Regional governments in southern Italy, each with its own complex sets of regulations, are under attack for being slow and bureaucratic.
Yet officials argue that they are grappling with a flood of applications to build solar farms, struggling to distinguish investors from speculators and, in some cases, suspected exploitation by the Mafia.
“We want an ethically responsible approach by investors,” said Rosanna Interlandi, head of Sicily’s environment department. “We want to know who our interlocutors are. Investors must appreciate this.”
Sicily’s regional government has taken a big step this year in deciding on a renewable energy strategy that shifts the focus from large wind or solar farms to microproduction. The aim is also to persuade the world’s largest PV component manufacturers to build their plants in Italy.
Fraser McLachlan, head of GCube, a specialist renewable energy insurer, agrees that thorough due diligence is needed. “We find, on occasion, you can run into a project partner that is not always what it is cooked up to be,” he told the Financial Times.

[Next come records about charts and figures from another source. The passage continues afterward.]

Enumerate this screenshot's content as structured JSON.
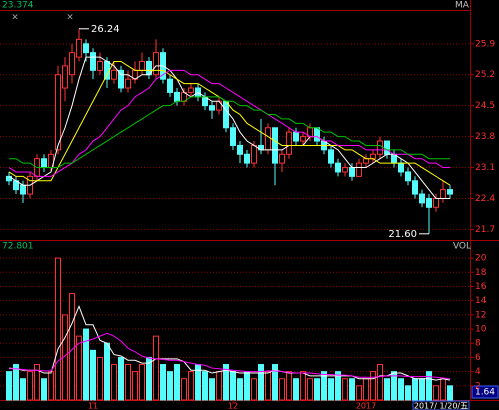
{
  "chart_data": [
    {
      "type": "candlestick",
      "header_value": "23.374",
      "indicator_label": "MA",
      "up_color": "#ff3232",
      "down_color": "#54fcfc",
      "grid": true,
      "ylim": [
        21.46,
        26.62
      ],
      "yticks": [
        21.7,
        22.4,
        23.1,
        23.8,
        24.5,
        25.2,
        25.9
      ],
      "annotations": [
        "26.24",
        "21.60"
      ],
      "open": [
        22.9,
        22.8,
        22.7,
        22.5,
        22.9,
        23.3,
        23.1,
        23.5,
        24.9,
        25.2,
        25.6,
        25.9,
        25.7,
        25.3,
        25.5,
        25.1,
        25.3,
        24.9,
        25.1,
        25.3,
        25.5,
        25.2,
        25.7,
        25.1,
        24.8,
        24.6,
        24.8,
        24.9,
        24.7,
        24.5,
        24.4,
        24.6,
        24.0,
        23.6,
        23.4,
        23.2,
        23.6,
        23.5,
        24.0,
        23.2,
        23.4,
        23.9,
        23.7,
        23.8,
        24.0,
        23.7,
        23.5,
        23.2,
        23.0,
        23.1,
        22.9,
        23.2,
        23.3,
        23.4,
        23.7,
        23.4,
        23.2,
        23.0,
        22.8,
        22.5,
        22.4,
        22.2,
        22.4,
        22.6
      ],
      "high": [
        23.0,
        22.9,
        22.8,
        23.0,
        23.4,
        23.4,
        23.5,
        25.4,
        25.6,
        25.9,
        26.24,
        26.0,
        25.8,
        25.7,
        25.6,
        25.5,
        25.4,
        25.3,
        25.5,
        25.7,
        25.6,
        26.0,
        25.8,
        25.2,
        24.9,
        24.9,
        25.0,
        25.0,
        24.8,
        24.6,
        24.7,
        24.6,
        24.1,
        23.7,
        23.5,
        23.7,
        24.2,
        24.1,
        24.0,
        23.5,
        24.0,
        24.0,
        23.9,
        24.1,
        24.0,
        23.8,
        23.6,
        23.3,
        23.2,
        23.2,
        23.3,
        23.4,
        23.5,
        23.8,
        23.7,
        23.5,
        23.3,
        23.1,
        22.9,
        22.6,
        22.5,
        22.5,
        22.8,
        22.7
      ],
      "low": [
        22.7,
        22.5,
        22.3,
        22.4,
        22.8,
        23.0,
        23.0,
        23.4,
        24.6,
        25.0,
        25.5,
        25.5,
        25.1,
        25.2,
        24.9,
        25.0,
        24.8,
        24.8,
        25.0,
        25.2,
        25.1,
        25.1,
        25.0,
        24.7,
        24.5,
        24.5,
        24.7,
        24.6,
        24.4,
        24.2,
        24.3,
        23.9,
        23.5,
        23.2,
        23.1,
        23.1,
        23.4,
        23.4,
        22.7,
        23.0,
        23.3,
        23.6,
        23.6,
        23.7,
        23.6,
        23.4,
        23.1,
        22.9,
        22.9,
        22.8,
        22.9,
        23.1,
        23.2,
        23.3,
        23.3,
        23.1,
        22.9,
        22.7,
        22.4,
        22.2,
        21.6,
        22.1,
        22.3,
        22.4
      ],
      "close": [
        22.8,
        22.6,
        22.5,
        22.9,
        23.3,
        23.1,
        23.4,
        25.2,
        25.4,
        25.7,
        26.0,
        25.7,
        25.3,
        25.5,
        25.1,
        25.3,
        24.9,
        25.1,
        25.3,
        25.5,
        25.2,
        25.7,
        25.1,
        24.8,
        24.6,
        24.8,
        24.9,
        24.7,
        24.5,
        24.4,
        24.6,
        24.0,
        23.6,
        23.4,
        23.2,
        23.6,
        23.5,
        24.0,
        23.2,
        23.4,
        23.9,
        23.7,
        23.8,
        24.0,
        23.7,
        23.5,
        23.2,
        23.0,
        23.1,
        22.9,
        23.2,
        23.3,
        23.4,
        23.7,
        23.4,
        23.2,
        23.0,
        22.8,
        22.5,
        22.3,
        22.2,
        22.4,
        22.6,
        22.5
      ],
      "lines": [
        {
          "color": "#ffffff",
          "values": [
            22.9,
            22.8,
            22.7,
            22.7,
            22.8,
            22.9,
            23.0,
            23.6,
            24.0,
            24.5,
            25.1,
            25.6,
            25.6,
            25.6,
            25.5,
            25.4,
            25.2,
            25.2,
            25.1,
            25.2,
            25.2,
            25.4,
            25.4,
            25.3,
            25.1,
            24.8,
            24.7,
            24.8,
            24.7,
            24.6,
            24.6,
            24.4,
            24.2,
            23.9,
            23.7,
            23.6,
            23.5,
            23.5,
            23.5,
            23.5,
            23.6,
            23.6,
            23.6,
            23.8,
            23.8,
            23.7,
            23.6,
            23.5,
            23.3,
            23.1,
            23.1,
            23.1,
            23.2,
            23.3,
            23.4,
            23.4,
            23.3,
            23.2,
            23.0,
            22.8,
            22.6,
            22.4,
            22.4,
            22.4
          ]
        },
        {
          "color": "#ffff00",
          "values": [
            23.0,
            22.9,
            22.9,
            22.8,
            22.8,
            22.8,
            22.8,
            23.1,
            23.4,
            23.7,
            24.0,
            24.3,
            24.6,
            24.9,
            25.2,
            25.5,
            25.5,
            25.4,
            25.3,
            25.3,
            25.3,
            25.3,
            25.3,
            25.2,
            25.1,
            25.0,
            25.0,
            25.0,
            24.9,
            24.8,
            24.7,
            24.6,
            24.4,
            24.3,
            24.1,
            24.0,
            23.9,
            23.8,
            23.7,
            23.6,
            23.6,
            23.6,
            23.6,
            23.6,
            23.6,
            23.6,
            23.6,
            23.6,
            23.5,
            23.5,
            23.4,
            23.3,
            23.3,
            23.2,
            23.2,
            23.2,
            23.2,
            23.2,
            23.2,
            23.1,
            23.0,
            22.9,
            22.8,
            22.7
          ]
        },
        {
          "color": "#ff00ff",
          "values": [
            23.1,
            23.0,
            23.0,
            23.0,
            22.9,
            22.9,
            22.9,
            23.0,
            23.1,
            23.2,
            23.4,
            23.5,
            23.7,
            23.8,
            24.0,
            24.2,
            24.4,
            24.5,
            24.7,
            24.8,
            24.9,
            25.1,
            25.2,
            25.3,
            25.3,
            25.3,
            25.2,
            25.2,
            25.1,
            25.0,
            25.0,
            24.9,
            24.8,
            24.7,
            24.6,
            24.5,
            24.4,
            24.3,
            24.2,
            24.1,
            24.0,
            23.9,
            23.9,
            23.8,
            23.8,
            23.7,
            23.7,
            23.6,
            23.6,
            23.6,
            23.6,
            23.5,
            23.5,
            23.5,
            23.5,
            23.4,
            23.4,
            23.4,
            23.3,
            23.3,
            23.2,
            23.2,
            23.1,
            23.1
          ]
        },
        {
          "color": "#00c000",
          "values": [
            23.3,
            23.3,
            23.2,
            23.2,
            23.1,
            23.1,
            23.1,
            23.1,
            23.2,
            23.2,
            23.3,
            23.4,
            23.5,
            23.6,
            23.7,
            23.8,
            23.9,
            24.0,
            24.1,
            24.2,
            24.3,
            24.4,
            24.5,
            24.5,
            24.6,
            24.6,
            24.7,
            24.7,
            24.7,
            24.7,
            24.7,
            24.6,
            24.6,
            24.5,
            24.5,
            24.4,
            24.4,
            24.3,
            24.3,
            24.2,
            24.2,
            24.1,
            24.1,
            24.0,
            24.0,
            23.9,
            23.9,
            23.8,
            23.8,
            23.7,
            23.7,
            23.6,
            23.6,
            23.6,
            23.5,
            23.5,
            23.5,
            23.4,
            23.4,
            23.4,
            23.3,
            23.3,
            23.3,
            23.3
          ]
        }
      ]
    },
    {
      "type": "volume_bar",
      "header_value": "72.801",
      "indicator_label": "VOL",
      "grid": true,
      "ylim": [
        0,
        21
      ],
      "yticks": [
        2,
        4,
        6,
        8,
        10,
        12,
        14,
        16,
        18,
        20
      ],
      "current_label": "1.64",
      "cursor_label": "2017/ 1/20/五",
      "categories": [
        null,
        null,
        null,
        null,
        null,
        null,
        null,
        null,
        null,
        null,
        null,
        null,
        "11",
        null,
        null,
        null,
        null,
        null,
        null,
        null,
        null,
        null,
        null,
        null,
        null,
        null,
        null,
        null,
        null,
        null,
        null,
        null,
        "12",
        null,
        null,
        null,
        null,
        null,
        null,
        null,
        null,
        null,
        null,
        null,
        null,
        null,
        null,
        null,
        null,
        null,
        null,
        "2017",
        null,
        null,
        null,
        null,
        null,
        null,
        null,
        null,
        null,
        null,
        null,
        null
      ],
      "values": [
        4,
        5,
        3,
        4,
        5,
        3,
        4,
        20,
        12,
        15,
        9,
        10,
        7,
        6,
        8,
        5,
        6,
        5,
        4,
        5,
        6,
        9,
        5,
        4,
        5,
        3,
        4,
        5,
        4,
        3,
        4,
        5,
        4,
        3,
        4,
        3,
        5,
        4,
        5,
        3,
        4,
        3,
        4,
        3,
        3,
        4,
        3,
        4,
        3,
        3,
        2,
        3,
        4,
        5,
        3,
        4,
        3,
        2,
        3,
        3,
        4,
        2,
        3,
        2
      ],
      "lines": [
        {
          "color": "#ffffff",
          "values": [
            4.5,
            4.4,
            4.2,
            4.2,
            4.2,
            3.8,
            3.8,
            7.2,
            8.8,
            10.8,
            13.2,
            10.6,
            10.6,
            8.4,
            8.0,
            6.4,
            6.2,
            5.6,
            5.6,
            5.2,
            5.2,
            5.8,
            5.8,
            5.8,
            5.8,
            5.4,
            4.2,
            4.2,
            4.2,
            3.8,
            4.0,
            4.2,
            4.0,
            3.8,
            3.8,
            3.8,
            3.8,
            3.8,
            4.2,
            4.0,
            3.8,
            3.8,
            3.8,
            3.4,
            3.4,
            3.4,
            3.4,
            3.4,
            3.4,
            3.4,
            3.0,
            3.0,
            3.0,
            3.4,
            3.4,
            3.8,
            3.8,
            3.4,
            3.0,
            3.0,
            3.0,
            2.8,
            3.0,
            2.8
          ]
        },
        {
          "color": "#ff00ff",
          "values": [
            4.4,
            4.4,
            4.3,
            4.2,
            4.2,
            4.1,
            4.1,
            5.5,
            6.2,
            7.1,
            8.0,
            8.3,
            8.6,
            9.0,
            9.4,
            9.0,
            8.3,
            7.3,
            6.8,
            6.2,
            5.9,
            5.8,
            5.7,
            5.6,
            5.6,
            5.4,
            5.2,
            5.0,
            4.9,
            4.5,
            4.4,
            4.3,
            4.2,
            4.1,
            4.0,
            4.0,
            4.0,
            4.1,
            4.1,
            4.0,
            3.9,
            3.8,
            3.8,
            3.8,
            3.7,
            3.6,
            3.6,
            3.5,
            3.5,
            3.4,
            3.2,
            3.2,
            3.2,
            3.3,
            3.4,
            3.4,
            3.4,
            3.3,
            3.3,
            3.3,
            3.3,
            3.2,
            3.1,
            3.0
          ]
        }
      ]
    }
  ]
}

He said the risk profile in Italy was also increasing because “hefty” financial penalties were being introduced for solar projects not completed on time. “We are looking at this with a lot of caution. Some timelines are very tight,” he said.
Already producers of solar power in Italy are running up against a saturation of power lines that is causing delays of sometimes over a year in connection to the grid.
Puglia, in the heel of Italy with a communist as regional governor, is seen as the most attractive market at present. However, Paolo Rocco Viscontini, head of Enerpoint, warned that prices of agricultural land suitable for solar development had risen as much as six-fold in the past two years.
Cheap food produced by farmers in North Africa is driving Italian farmers off the land, forcing them to look for other sources of income. Local governments are also attracted by the property tax they impose on solar farms.
“Solar is the new real estate in Italy,” complained one project developer, saying that all sorts of property companies were piling into the sector.
Gerardo Montanino, head of GSE, the state-run power management agency, said incentives were too high in Italy at 68-75 cents a kilowatt hour, about double the level in Germany. Tariffs are expected to decrease in 2010 by 2 per cent.
Italy is projected to reach 1,200MW of installed PV capacity by the end of 2010, up from 450MW at present, which is only about 12 per cent of Spain’s installed capacity.